Hint: We know that the formula for $\cos 2x$ is $2{{\cos }^{2}}x-1$ . So we can write ${{\cos }^{2}}x=\dfrac{1+\cos 2x}{2}$
Let’s assume 2x as y so the value of x will be $\dfrac{y}{2}$ . So by replacing these in the above formula we get
${{\cos }^{2}}\dfrac{y}{2}=\dfrac{1+\cos y}{2}$ we can use this formula to find the value of $\cos \left( \dfrac{3\pi }{8} \right)$

Complete step by step answer:
We have to find the value of $\cos \left( \dfrac{3\pi }{8} \right)$ , we will use the half angle formula to find the value.

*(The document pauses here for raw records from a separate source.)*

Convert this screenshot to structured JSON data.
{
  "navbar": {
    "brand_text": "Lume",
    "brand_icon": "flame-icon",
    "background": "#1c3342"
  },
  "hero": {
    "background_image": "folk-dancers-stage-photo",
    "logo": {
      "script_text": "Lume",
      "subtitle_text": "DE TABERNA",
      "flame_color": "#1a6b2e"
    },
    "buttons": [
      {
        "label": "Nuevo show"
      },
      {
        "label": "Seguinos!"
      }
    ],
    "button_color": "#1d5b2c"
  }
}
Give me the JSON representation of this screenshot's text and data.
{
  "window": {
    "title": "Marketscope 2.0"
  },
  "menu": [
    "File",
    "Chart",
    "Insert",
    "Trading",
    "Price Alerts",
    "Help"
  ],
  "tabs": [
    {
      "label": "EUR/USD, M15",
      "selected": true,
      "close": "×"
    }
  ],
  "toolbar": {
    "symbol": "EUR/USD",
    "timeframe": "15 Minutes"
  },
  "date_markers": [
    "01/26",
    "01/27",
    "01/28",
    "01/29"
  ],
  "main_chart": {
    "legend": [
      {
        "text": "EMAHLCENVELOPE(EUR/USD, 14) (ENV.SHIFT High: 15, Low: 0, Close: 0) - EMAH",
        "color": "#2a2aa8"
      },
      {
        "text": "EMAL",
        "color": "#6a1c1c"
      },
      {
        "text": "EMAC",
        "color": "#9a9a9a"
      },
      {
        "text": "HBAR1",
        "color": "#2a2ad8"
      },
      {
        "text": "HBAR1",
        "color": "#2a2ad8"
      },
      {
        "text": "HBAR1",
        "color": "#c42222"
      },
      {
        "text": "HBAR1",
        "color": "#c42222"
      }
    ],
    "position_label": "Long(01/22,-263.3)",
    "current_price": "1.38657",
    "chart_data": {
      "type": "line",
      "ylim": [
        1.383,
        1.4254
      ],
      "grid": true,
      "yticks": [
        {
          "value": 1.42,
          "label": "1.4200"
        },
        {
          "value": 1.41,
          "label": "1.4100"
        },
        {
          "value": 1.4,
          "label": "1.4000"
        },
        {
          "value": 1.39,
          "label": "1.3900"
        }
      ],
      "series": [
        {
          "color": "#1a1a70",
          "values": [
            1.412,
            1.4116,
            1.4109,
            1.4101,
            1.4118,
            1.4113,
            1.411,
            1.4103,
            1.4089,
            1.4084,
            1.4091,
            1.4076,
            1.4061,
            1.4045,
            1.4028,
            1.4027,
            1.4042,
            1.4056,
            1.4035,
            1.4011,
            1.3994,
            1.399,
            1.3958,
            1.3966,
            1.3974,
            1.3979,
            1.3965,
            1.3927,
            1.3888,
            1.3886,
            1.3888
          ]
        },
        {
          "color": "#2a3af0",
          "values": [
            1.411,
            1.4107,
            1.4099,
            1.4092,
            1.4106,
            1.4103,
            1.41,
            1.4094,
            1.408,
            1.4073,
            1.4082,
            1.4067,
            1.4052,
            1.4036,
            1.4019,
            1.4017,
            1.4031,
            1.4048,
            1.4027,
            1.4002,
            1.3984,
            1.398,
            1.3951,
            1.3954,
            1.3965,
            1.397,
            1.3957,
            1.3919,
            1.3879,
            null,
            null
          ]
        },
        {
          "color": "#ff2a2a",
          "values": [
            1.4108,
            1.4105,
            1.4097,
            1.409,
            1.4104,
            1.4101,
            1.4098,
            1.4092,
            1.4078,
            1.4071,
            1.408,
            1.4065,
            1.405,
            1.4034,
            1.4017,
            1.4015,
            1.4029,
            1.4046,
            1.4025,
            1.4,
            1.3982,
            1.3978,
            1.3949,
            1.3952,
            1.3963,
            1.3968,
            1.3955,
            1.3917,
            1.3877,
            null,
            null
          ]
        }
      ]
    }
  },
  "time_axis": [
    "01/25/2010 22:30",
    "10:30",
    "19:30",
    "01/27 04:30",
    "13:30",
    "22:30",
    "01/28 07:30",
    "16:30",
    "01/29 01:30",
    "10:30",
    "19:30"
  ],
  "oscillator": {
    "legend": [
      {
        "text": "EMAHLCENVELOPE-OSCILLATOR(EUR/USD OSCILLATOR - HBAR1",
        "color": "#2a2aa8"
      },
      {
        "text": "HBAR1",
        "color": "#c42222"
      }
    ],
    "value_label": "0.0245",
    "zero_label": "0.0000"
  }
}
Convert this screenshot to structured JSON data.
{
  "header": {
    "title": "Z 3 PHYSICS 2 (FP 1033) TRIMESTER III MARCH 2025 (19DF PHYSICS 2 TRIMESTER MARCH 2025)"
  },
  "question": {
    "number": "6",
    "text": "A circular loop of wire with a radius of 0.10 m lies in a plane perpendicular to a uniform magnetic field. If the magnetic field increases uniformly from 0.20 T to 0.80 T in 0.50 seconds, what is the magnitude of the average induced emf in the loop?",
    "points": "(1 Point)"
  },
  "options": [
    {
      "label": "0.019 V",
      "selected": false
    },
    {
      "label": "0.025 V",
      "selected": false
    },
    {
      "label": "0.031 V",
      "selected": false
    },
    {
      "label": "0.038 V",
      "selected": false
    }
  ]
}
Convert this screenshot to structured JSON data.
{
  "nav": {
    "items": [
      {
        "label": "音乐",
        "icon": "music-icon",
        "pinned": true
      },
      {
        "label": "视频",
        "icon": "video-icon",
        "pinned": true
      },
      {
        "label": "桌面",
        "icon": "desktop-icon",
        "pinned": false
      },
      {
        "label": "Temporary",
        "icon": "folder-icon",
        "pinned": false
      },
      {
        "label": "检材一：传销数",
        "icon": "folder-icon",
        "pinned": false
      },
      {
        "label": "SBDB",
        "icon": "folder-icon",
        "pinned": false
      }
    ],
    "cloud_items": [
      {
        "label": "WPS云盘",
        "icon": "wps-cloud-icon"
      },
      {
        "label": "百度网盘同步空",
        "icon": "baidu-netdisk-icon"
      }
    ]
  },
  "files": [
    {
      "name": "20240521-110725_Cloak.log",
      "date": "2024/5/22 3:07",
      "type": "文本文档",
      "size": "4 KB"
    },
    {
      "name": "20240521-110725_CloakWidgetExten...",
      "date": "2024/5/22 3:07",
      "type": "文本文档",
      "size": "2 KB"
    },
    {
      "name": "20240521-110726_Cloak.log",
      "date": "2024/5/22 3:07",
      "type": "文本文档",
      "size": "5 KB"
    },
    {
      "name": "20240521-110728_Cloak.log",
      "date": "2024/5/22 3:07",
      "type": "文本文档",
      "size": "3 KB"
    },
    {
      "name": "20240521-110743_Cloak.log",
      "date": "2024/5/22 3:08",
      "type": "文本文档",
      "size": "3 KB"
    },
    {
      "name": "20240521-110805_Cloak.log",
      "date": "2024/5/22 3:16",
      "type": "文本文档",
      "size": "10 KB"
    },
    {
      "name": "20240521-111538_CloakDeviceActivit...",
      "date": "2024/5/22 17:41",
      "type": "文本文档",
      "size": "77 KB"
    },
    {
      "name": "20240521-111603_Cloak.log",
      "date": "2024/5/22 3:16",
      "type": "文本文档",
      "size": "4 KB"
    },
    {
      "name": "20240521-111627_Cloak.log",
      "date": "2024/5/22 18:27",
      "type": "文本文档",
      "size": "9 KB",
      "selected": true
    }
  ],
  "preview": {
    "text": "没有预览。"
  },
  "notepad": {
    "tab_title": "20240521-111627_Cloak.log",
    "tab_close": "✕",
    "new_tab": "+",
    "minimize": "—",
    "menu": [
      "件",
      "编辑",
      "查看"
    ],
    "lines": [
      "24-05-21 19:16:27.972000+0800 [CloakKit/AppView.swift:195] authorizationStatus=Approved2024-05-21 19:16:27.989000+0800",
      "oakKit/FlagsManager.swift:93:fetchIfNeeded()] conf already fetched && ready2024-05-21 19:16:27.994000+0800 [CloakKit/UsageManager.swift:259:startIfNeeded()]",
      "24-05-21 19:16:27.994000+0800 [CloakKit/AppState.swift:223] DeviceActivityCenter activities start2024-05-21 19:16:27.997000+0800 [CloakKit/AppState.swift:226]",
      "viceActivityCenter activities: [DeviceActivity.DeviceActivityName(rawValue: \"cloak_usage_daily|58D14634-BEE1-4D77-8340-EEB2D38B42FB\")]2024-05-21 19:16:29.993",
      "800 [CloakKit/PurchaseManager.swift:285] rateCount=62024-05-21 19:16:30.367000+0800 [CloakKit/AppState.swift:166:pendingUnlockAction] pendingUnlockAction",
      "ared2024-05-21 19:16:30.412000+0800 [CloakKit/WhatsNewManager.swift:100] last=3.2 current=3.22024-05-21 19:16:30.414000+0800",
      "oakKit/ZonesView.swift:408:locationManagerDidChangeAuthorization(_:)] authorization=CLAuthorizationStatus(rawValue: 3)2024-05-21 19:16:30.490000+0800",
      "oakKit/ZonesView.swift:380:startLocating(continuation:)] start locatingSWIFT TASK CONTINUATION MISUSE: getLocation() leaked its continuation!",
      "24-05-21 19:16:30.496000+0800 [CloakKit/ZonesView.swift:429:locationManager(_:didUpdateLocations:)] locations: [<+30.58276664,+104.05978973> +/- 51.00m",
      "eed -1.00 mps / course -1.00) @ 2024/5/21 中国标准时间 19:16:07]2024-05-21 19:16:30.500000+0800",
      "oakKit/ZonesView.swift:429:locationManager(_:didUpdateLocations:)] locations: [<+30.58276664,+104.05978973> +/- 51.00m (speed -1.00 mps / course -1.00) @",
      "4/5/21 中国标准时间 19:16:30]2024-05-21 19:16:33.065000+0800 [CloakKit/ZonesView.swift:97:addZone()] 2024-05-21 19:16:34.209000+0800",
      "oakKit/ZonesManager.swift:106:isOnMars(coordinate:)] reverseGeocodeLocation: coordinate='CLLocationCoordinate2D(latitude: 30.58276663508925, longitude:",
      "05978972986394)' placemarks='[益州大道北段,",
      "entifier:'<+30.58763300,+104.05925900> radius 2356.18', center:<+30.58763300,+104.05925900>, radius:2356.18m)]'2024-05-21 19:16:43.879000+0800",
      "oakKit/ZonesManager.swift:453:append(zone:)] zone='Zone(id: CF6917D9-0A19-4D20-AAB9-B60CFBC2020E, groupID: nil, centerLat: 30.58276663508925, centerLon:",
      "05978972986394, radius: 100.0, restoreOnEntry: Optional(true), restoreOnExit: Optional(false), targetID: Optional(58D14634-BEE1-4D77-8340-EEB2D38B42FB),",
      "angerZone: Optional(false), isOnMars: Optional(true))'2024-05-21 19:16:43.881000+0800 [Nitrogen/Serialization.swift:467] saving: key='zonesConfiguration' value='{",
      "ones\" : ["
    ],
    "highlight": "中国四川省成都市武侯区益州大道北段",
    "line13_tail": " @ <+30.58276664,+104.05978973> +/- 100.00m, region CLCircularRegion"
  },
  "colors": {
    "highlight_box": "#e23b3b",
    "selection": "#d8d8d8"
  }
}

We know the formula ${{\cos }^{2}}\dfrac{y}{2}=\dfrac{1+\cos y}{2}$
If we put the value of y equal to $\dfrac{3\pi }{4}$ then $\dfrac{y}{2}$ will be equal to $\dfrac{3\pi }{8}$ replacing these in above formula we get
${{\cos }^{2}}\dfrac{3\pi }{8}=\dfrac{1+\cos \dfrac{3\pi }{4}}{2}$ …eq1
We know the formula $\cos \left( \pi -x \right)=-\cos x$
Putting x equal to $\dfrac{\pi }{4}$ we get
$\cos \dfrac{3\pi }{4}=-\cos \dfrac{\pi }{4}$
We know the value of $\cos \dfrac{\pi }{4}$ is equal to $\dfrac{1}{\sqrt{2}}$
So the value of $\cos \dfrac{3\pi }{4}$ is equal to $-\dfrac{1}{\sqrt{2}}$ , putting the value eq1 we get
${{\cos }^{2}}\dfrac{3\pi }{8}=\dfrac{1-\dfrac{1}{\sqrt{2}}}{2}$
Further solving we get
${{\cos }^{2}}\dfrac{3\pi }{8}=\dfrac{\sqrt{2}-1}{2\sqrt{2}}$
 $\cos \left( \dfrac{3\pi }{8} \right)$ can be $\pm \sqrt{\dfrac{\sqrt{2}-1}{2\sqrt{2}}}$
$\dfrac{3\pi }{8}$ comes in the first quadrant so the value of $\cos \left( \dfrac{3\pi }{8} \right)$ will be positive so the value of $\cos \left( \dfrac{3\pi }{8} \right)$ is $\sqrt{\dfrac{\sqrt{2}-1}{2\sqrt{2}}}$

Note:
If the value of ${{\cos }^{2}}x$ is equal to y then the value of cos x can be $\pm \sqrt{y}$ , the value of cos x depends on the quadrant of x. If the quadrant of x is in first or fourth then the value of cos x will be $\sqrt{y}$, if the quadrant of x is in second or third quadrant then the value cos x will be equal to $-\sqrt{y}$. This cos is positive in the first and fourth quadrant, negative in the third and fourth quadrant.